Auch der Inhalt der Untersuchung ist in der Anordnung vom 28. Juni 2016 hinreichend umschrieben. Soweit neben einem Anamnesegespräch auch dann ärztlicherseits für notwendig erachtete Untersuchungen zur Labordiagnostik (Blutentnahme, Haarprobe) als Möglichkeiten genannt sind, ist auch dieser offene Rahmen nicht zu beanstanden. Denn das hält sich im Rahmen einer allgemeinen ärztlichen Untersuchung. Die diesbezügliche Offenheit der möglichen Untersuchungen ist darin begründet, dass der Dienstherr derzeit keine genaueren Erkenntnisse über ein möglicherweise bestehendes Krankheitsbild des Beamten hat.
Der Anordnung kann auch nicht entgegen gehalten werden, dass der Dienstherr zur Vermeidung einer amtsärztlichen Untersuchung vorher mit dem Antragsteller hätte Kontakt aufnehmen müssen. Eine solche Verfahrensverpflichtung drängt sich nicht auf. Insbesondere in dem vorliegenden Fall, in dem eine amtsärztliche Untersuchung (10.10.2014) nach einer längeren Erkrankung erfolgte und es nach einer Umsetzung zu einer anderen Dienststelle erneut zu längeren Fehlzeiten gekommen ist. Vielmehr hätte der Beamte seinerseits nach Erhalt der Untersuchungsanordnung mit dem Dienstherrn Kontakt aufnehmen können. Denn die Gründe für die angefallenen längeren Krankheitsphasen liegen ausschließlich in der Sphäre des Beamten.

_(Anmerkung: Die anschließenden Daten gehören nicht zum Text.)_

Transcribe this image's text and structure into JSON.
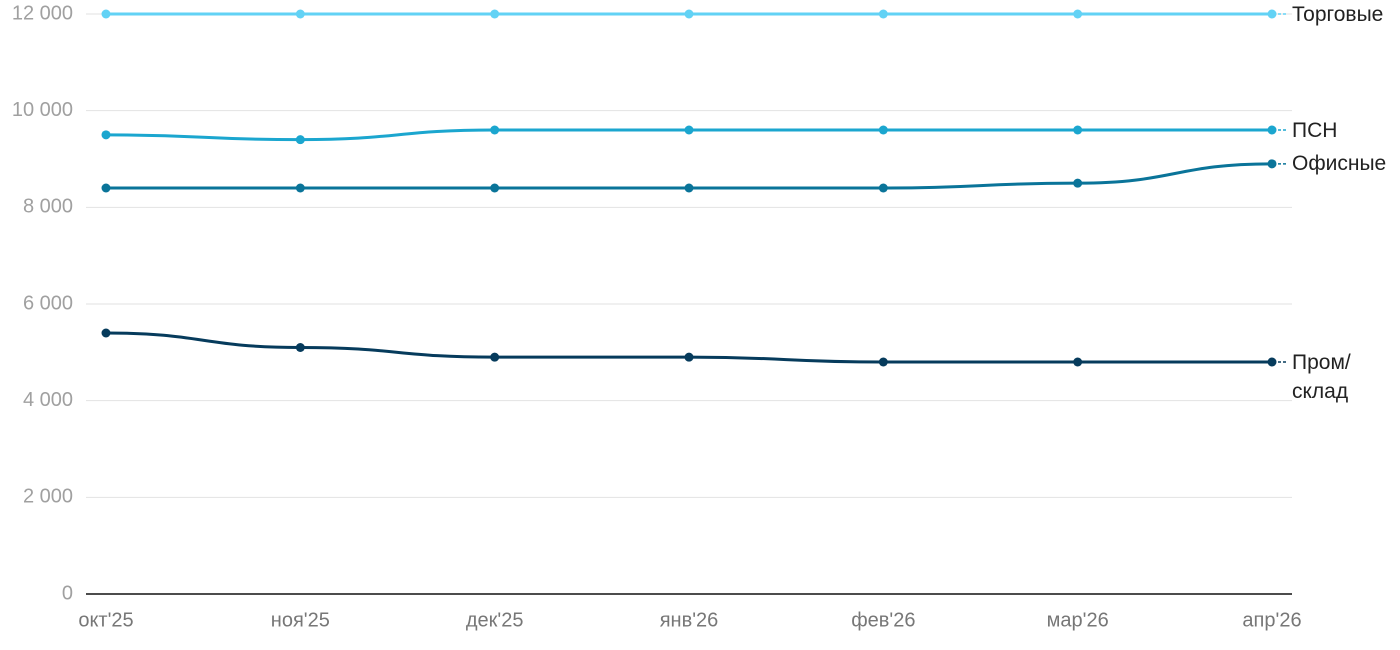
{
  "chart_data": {
    "type": "line",
    "categories": [
      "окт'25",
      "ноя'25",
      "дек'25",
      "янв'26",
      "фев'26",
      "мар'26",
      "апр'26"
    ],
    "series": [
      {
        "name": "Торговые",
        "color": "#62d2f5",
        "values": [
          12000,
          12000,
          12000,
          12000,
          12000,
          12000,
          12000
        ]
      },
      {
        "name": "ПСН",
        "color": "#1ba6cf",
        "values": [
          9500,
          9400,
          9600,
          9600,
          9600,
          9600,
          9600
        ]
      },
      {
        "name": "Офисные",
        "color": "#0a7499",
        "values": [
          8400,
          8400,
          8400,
          8400,
          8400,
          8500,
          8900
        ]
      },
      {
        "name": "Пром/\nсклад",
        "color": "#063b5c",
        "values": [
          5400,
          5100,
          4900,
          4900,
          4800,
          4800,
          4800
        ]
      }
    ],
    "ylim": [
      0,
      12000
    ],
    "yticks": [
      0,
      {
        "value": 2000,
        "label": "2 000"
      },
      {
        "value": 4000,
        "label": "4 000"
      },
      {
        "value": 6000,
        "label": "6 000"
      },
      {
        "value": 8000,
        "label": "8 000"
      },
      {
        "value": 10000,
        "label": "10 000"
      },
      {
        "value": 12000,
        "label": "12 000"
      }
    ],
    "grid": true
  }
}
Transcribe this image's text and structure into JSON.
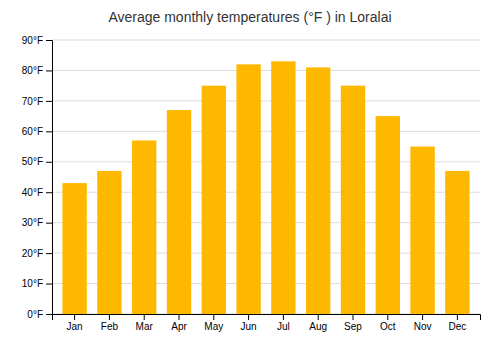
{
  "chart_data": {
    "type": "bar",
    "title": "Average monthly temperatures (°F ) in Loralai",
    "categories": [
      "Jan",
      "Feb",
      "Mar",
      "Apr",
      "May",
      "Jun",
      "Jul",
      "Aug",
      "Sep",
      "Oct",
      "Nov",
      "Dec"
    ],
    "values": [
      43,
      47,
      57,
      67,
      75,
      82,
      83,
      81,
      75,
      65,
      55,
      47
    ],
    "color": "#FFB800",
    "ylim": [
      0,
      90
    ],
    "yticks": [
      {
        "value": 0,
        "label": "0°F"
      },
      {
        "value": 10,
        "label": "10°F"
      },
      {
        "value": 20,
        "label": "20°F"
      },
      {
        "value": 30,
        "label": "30°F"
      },
      {
        "value": 40,
        "label": "40°F"
      },
      {
        "value": 50,
        "label": "50°F"
      },
      {
        "value": 60,
        "label": "60°F"
      },
      {
        "value": 70,
        "label": "70°F"
      },
      {
        "value": 80,
        "label": "80°F"
      },
      {
        "value": 90,
        "label": "90°F"
      }
    ],
    "grid": true
  }
}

Auch der Umstand, dass für den 14. Juli 2016 ein betriebliches Eingliederungsmanagement vorgesehen ist, bedingt nichts anderes. Eine amtsärztliche Untersuchung hat einen anderen Gegenstand und Umfang als ein betriebliches Eingliederungsmanagement, bei dem geklärt werden soll, welche Möglichkeiten zur Überwindung bzw. Vorbeugung erneuter Arbeitsunfähigkeit bestehen (§ 84 Abs. 2 Satz 1 Sozialgesetzbuch IX. Buch – Rehabilitation und Teilhabe behinderter Menschen/SGB IX). Beide Institute sind nicht deckungsgleich. Hinzu kommt, dass das betriebliche Eingliederungsmanagement nach § 84 Abs. 2 Satz 1 SGB IX freiwillig ist und jederzeit beendet werden kann. Die Anordnung nach Art. 65 Abs. 2 Satz 1 BayBG, sich einer amtsärztlichen Untersuchung zu unterziehen, ist dagegen verpflichtend.
3. Der Antragsteller hat als unterlegener Beteiligter nach § 154 Abs. 1 VwGO die Kosten des Verfahrens zu tragen. Die Festsetzung des Streitwerts beruht auf §§ 53 Abs. 2 Nr. 1, 52 Abs. 2 des Gerichtskostengesetzes/GKG, wobei im Verfahren des einstweiligen Rechtsschutzes nur die Hälfte des Wertes eines Hauptsacheverfahrens festzusetzen ist.